Situation no better in Panna, Madhya Pradesh
Apart from Banda, the Ken river has been witnessing large scale mechanized and illegal sand mining operations at multiple sites including Sunhara, Beera, Farswaha, Udaipur and Chandipathi areas under Ajaygarh tehsil in Panna district of Madhya Pradesh.
As per a recent Hindi report, the State Assembly election are due in one and half year, hence the sand mafias are let loose to plunder the river of the minor minerals. Blocking of river course, in-stream mining, use of heavy machines despite prohibition have become common practice to carry out excessive riverbed mining at these locations.
The relatives of politicians are reportedly involved in illegal sand mining businesses discouraging the concerned officials to initiate administrative actions. The sand miners have hired armed goons to threaten and harass the farmers, villagers for objecting to destructive mining activities. Fearing the mafias the affected villagers have even stopped raising complaints. The brazen mining operations have been adversely affecting the aquatic life, riverbed farmers, common grazing lands and ancient ghats along the Ken river in Ajaygarh.
Is Governments Deliberately allowing Destruction of Ken River?
Sand is finite mineral. It plays crucial role in maintaining the river health and hydrology apart from supporting wide range of riverine flora and fauna. The local people also depend on this common resource for various livelihood activities.
Though, Ken is listed among one of cleanest rivers of India, the ongoing industrial scale illegal and mechanized sand mining operations in Banda and Panna have been ruining the river ecosystem and affecting the dependent people in worst possible manner.
Like water in rivers, the government policies consider sand as economic resource and facilitates its unsustainable exploitation. The concerned citizens are kept away from the decision making and even basic information pertaining to sand mining lease as is evident from the fact that the Mining Department, Uttar Pradesh website is not updated and incomplete since February 2022.

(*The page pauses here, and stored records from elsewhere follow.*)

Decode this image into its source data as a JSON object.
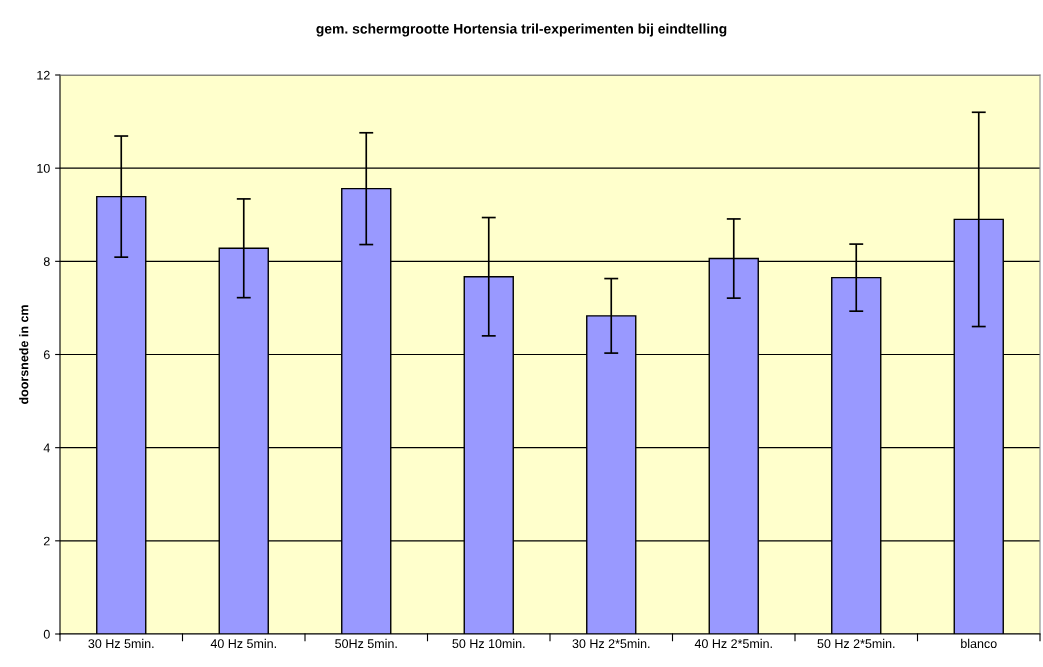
{
  "chart_data": {
    "type": "bar",
    "title": "gem. schermgrootte Hortensia tril-experimenten bij eindtelling",
    "ylabel": "doorsnede in cm",
    "categories": [
      "30 Hz 5min.",
      "40 Hz 5min.",
      "50Hz 5min.",
      "50 Hz 10min.",
      "30 Hz 2*5min.",
      "40 Hz 2*5min.",
      "50 Hz 2*5min.",
      "blanco"
    ],
    "values": [
      9.39,
      8.28,
      9.56,
      7.67,
      6.83,
      8.06,
      7.65,
      8.9
    ],
    "errors": [
      1.3,
      1.06,
      1.2,
      1.27,
      0.8,
      0.85,
      0.72,
      2.3
    ],
    "color": "#9999ff",
    "ylim": [
      0,
      12
    ],
    "yticks": [
      0,
      2,
      4,
      6,
      8,
      10,
      12
    ],
    "grid": "y"
  }
}
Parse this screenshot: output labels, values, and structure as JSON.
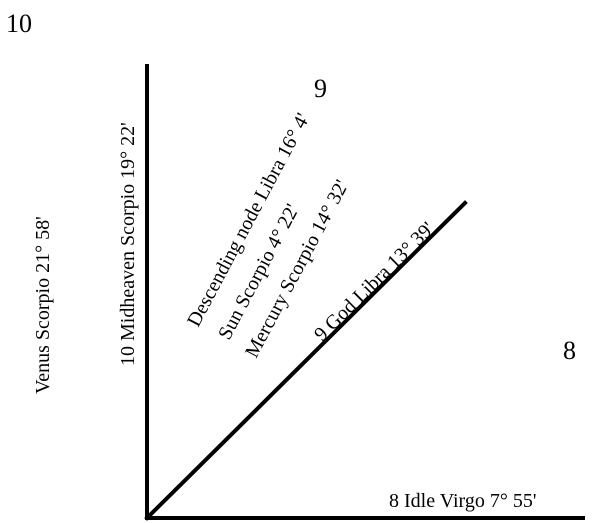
{
  "houses": {
    "h10": "10",
    "h9": "9",
    "h8": "8"
  },
  "labels": {
    "venus": "Venus Scorpio 21° 58'",
    "midheaven": "10 Midheaven Scorpio 19° 22'",
    "descending_node": "Descending node Libra 16° 4'",
    "sun": "Sun Scorpio 4° 22'",
    "mercury": "Mercury Scorpio 14° 32'",
    "god": "9 God Libra 13° 39'",
    "idle": "8 Idle Virgo 7° 55'"
  },
  "colors": {
    "ink": "#000000",
    "background": "#ffffff"
  }
}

All of the sand mine sites along the Ken particularly in Banda have been impacting more than 5 hectares of riverbed land which are required to go through Environment Impact Assessment (EIA) and Public Hearings by State Environment Impact Assessment Authority (SEIAA) however these mandatory processes are apparently not conducted by the Mining Department as there is no related document available in public domain for the analysis and scrutiny.

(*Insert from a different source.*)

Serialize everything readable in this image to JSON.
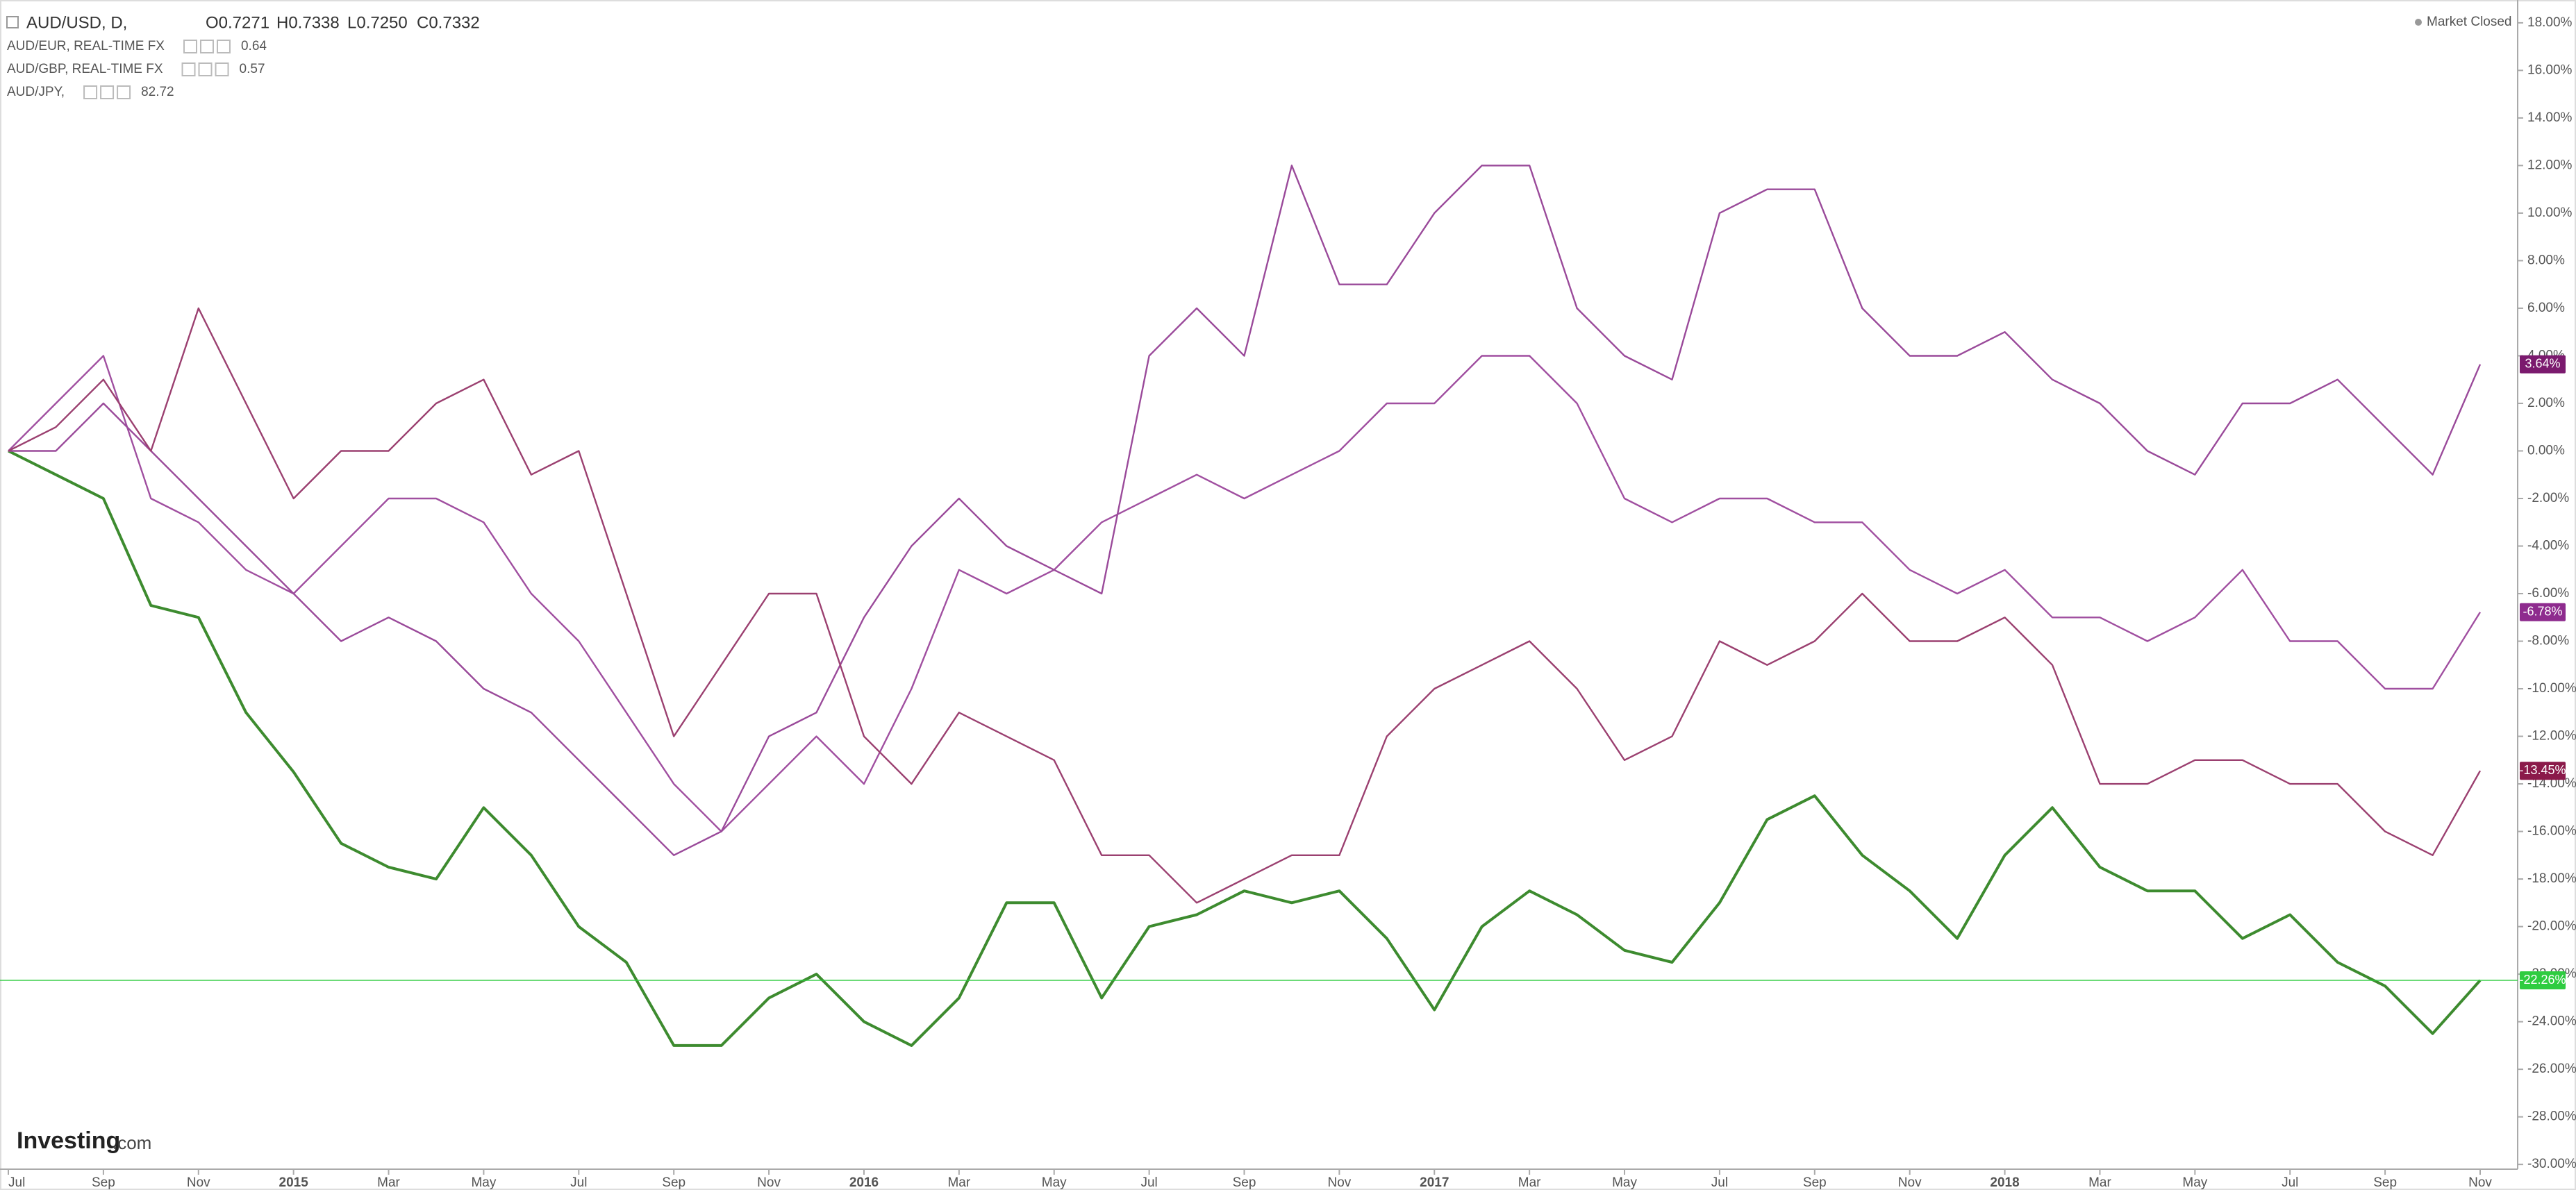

March 2022 Google Earth screen record shows over250 heavy trucks and more than 45 JCBs, Poclain machines ravaging about 1 sqkm Ken riverbed area at Chatkan in Banda.
Similarly, information and documents for the mandatory District Survey Reports (DSR), Replenishment Studies, District Mineral Foundation & Funds (DMF) are not uploaded on the government website. The regulators have squarely failed to ensure compliance of sustainable sand mining guidelines and several court orders which prohibit use of heavy machines, in-stream mining, construction of bunds and roads across river course and along the riverbed.
The available media reports, satellite imageries and ground experiences only suggest that while the sand mafias in Banda and Panna continue to destroy the Ken river eco-system; the riparian communities as primary and worst affected stakeholders still have no say in sand governance affairs. If things keep on going at this scale, there is strong possibility of collapse of Ken river eco-system on account of illegal and unsustainable mining operations.